AJAX Contact Form with PHP Fallback
First off, the large portion of the code for this little script was written by other folks, so let me give a shout out to them. I used the FormProcessor.class.php file from Simon Willison's excellent "Easier form validation with PHP " script which I modified slightly (modified file available here: http://www.minc.info/ajaxcontact/FormProcessor.class.phps ). The javascript pre-validation is done using a modified version of Stephen Poley's Javascript form validation script: http://www.xs4all.nl/~sbpoley/webmatters/formval.html. Modified file is available here: http://www.minc.info/ajaxcontact/formval.js. And for the AJAX contact form, I borrowed heavily from Andrew Walsh. I found his script on HotScripts I believe, but I can't seem to find it anymore. Anyway, I think this is his site . Unfortunately, he didn't put his url in the script so I'm not completely certain.
You can see my modified version of the form processor here: http://www.minc.info/ajaxcontact/form_processor.phps .
So, now that the kudos are over…I combined all three methods into one overall contact form. It uses the AJAX version if people have javascript enabled, and defaults back to the PHP form if they don't. And it pre-validates the data to warn users about input that will get rejected by the contact form before they submit.
Unfortunately, there's no good way to test if people have javascript enabled without doing redirects with some javascript code, which means I have to maintain two different pages. That's annoying. I decided an easier method would be to set a cookie via javascript and then look to see if the cookie exists.
The bad part about using the cookie method is it doesn't work the first time people hit that particular page. But, generally, people don't come directly to your contact page, normally they'll go through some other content page before deciding to contact you. Thus, you just have to make sure you put the cookie code into the header of all your pages so that when they decide to contact you, the cookie is there. Unless of course they have javascript disabled. In that case, we want to serve them the PHP version. Now, I came up with a fallback method for the instance of someone coming directly to the contact page as well. If by some chance a user comes directly to your contact page and they have javascript enabled and no cookie, we feed them the PHP form, but with the javascript pre-validation included.
Ok, so that's all fine and dandy, but what happens if the user has javascript disabled and fills out the PHP form incorrectly? Well, we do validation on that as well and kick the user back to the form and warn them that their data is incorrect (and make it pretty plain which data is bad).

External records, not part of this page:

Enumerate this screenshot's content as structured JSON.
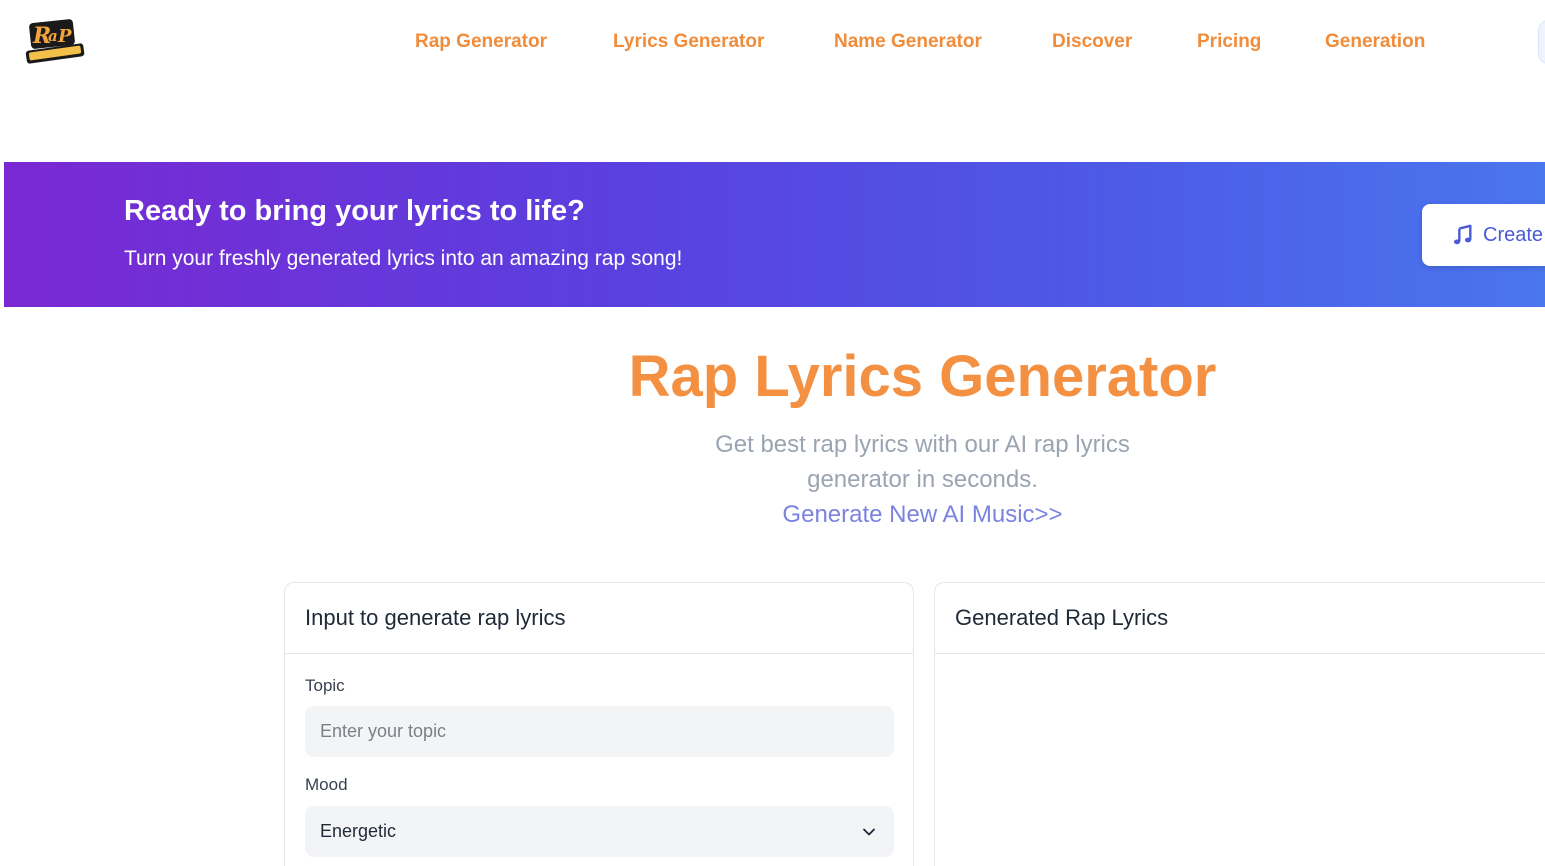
{
  "header": {
    "logo_text": "Rap Generator",
    "nav": [
      {
        "label": "Rap Generator"
      },
      {
        "label": "Lyrics Generator"
      },
      {
        "label": "Name Generator"
      },
      {
        "label": "Discover"
      },
      {
        "label": "Pricing"
      },
      {
        "label": "Generation"
      }
    ]
  },
  "banner": {
    "title": "Ready to bring your lyrics to life?",
    "subtitle": "Turn your freshly generated lyrics into an amazing rap song!",
    "create_label": "Create",
    "icon": "music-note-icon"
  },
  "hero": {
    "title": "Rap Lyrics Generator",
    "subtitle_line1": "Get best rap lyrics with our AI rap lyrics",
    "subtitle_line2": "generator in seconds.",
    "link": "Generate New AI Music>>"
  },
  "input_card": {
    "title": "Input to generate rap lyrics",
    "topic_label": "Topic",
    "topic_placeholder": "Enter your topic",
    "topic_value": "",
    "mood_label": "Mood",
    "mood_value": "Energetic"
  },
  "output_card": {
    "title": "Generated Rap Lyrics"
  },
  "colors": {
    "accent_orange": "#f08c3a",
    "banner_start": "#7a28d2",
    "banner_end": "#4a76ee",
    "link_blue": "#7b83e0"
  }
}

By now, you probably want to see what it does. Just remember, the first time you load the page, it's going to give you the PHP form as the javascript cookie will just be getting set. Try out the PHP form (and input some numbers or something in text fields and letters in number fields). Submit it with errors and watch the PHP error handling. Then reload the page and try out the AJAX form. See it in action
Want to see the form page code? Here it is. Download the full code.
Let me know what you think in the comments.
July 6th, 2007 at 5:41 pm
Hi
I am Lucy, I have found your website while searching for some info at Google. Your site has helped me in a big way.
G’night
October 31st, 2007 at 4:00 am
I’ve just noticed that this post is very similar to your previous post: “PHP Contact Form with Javascript and PHP Form Validation”. Is this a later version of the same form?
March 26th, 2008 at 6:30 pm
“Unfortunately, there’s no good way to test if people have javascript enabled.”
Would work for this purpose?
March 26th, 2008 at 6:39 pm
Sorry, it filtered out the NOSCRIPT tag I had in there. Browsers process code within any tags they do not know the meaning of. I believe javascript-enabled browsers know to completely ignore the NOSCRIPT tag. It’s the same reason why some people put javascript code within comment tags in HTML–otherwise, non-js enabled browsers would just output your raw js code.
May 23rd, 2008 at 1:06 am
Hi all. My sincere apologies for not replying sooner. I wasn’t receiving notices about comments for some reason.
@ fotinorod, I’m glad I was able to help out.
@ Ian, yes, this is a new version of the other code I wrote. The original code was a PHP form that did javascript validation prior to posting and php form validation after posting. This code above has that, plus, if the user has javascript, it has a separate form that allows them to submit the form via AJAX rather than submitting it via PHP and having to reload the page. Now, that’s a bit of a misnomer as I’m using PHP with the AJAX form for submission, but the user only sees the AJAX portion of it.
@ Tim, yes, you can use noscript tags, BUT, if you put noscript tags in your header, your code won’t validate. I actually looked at doing it with noscript, but it just wouldn’t work for what I needed it to do and still validate.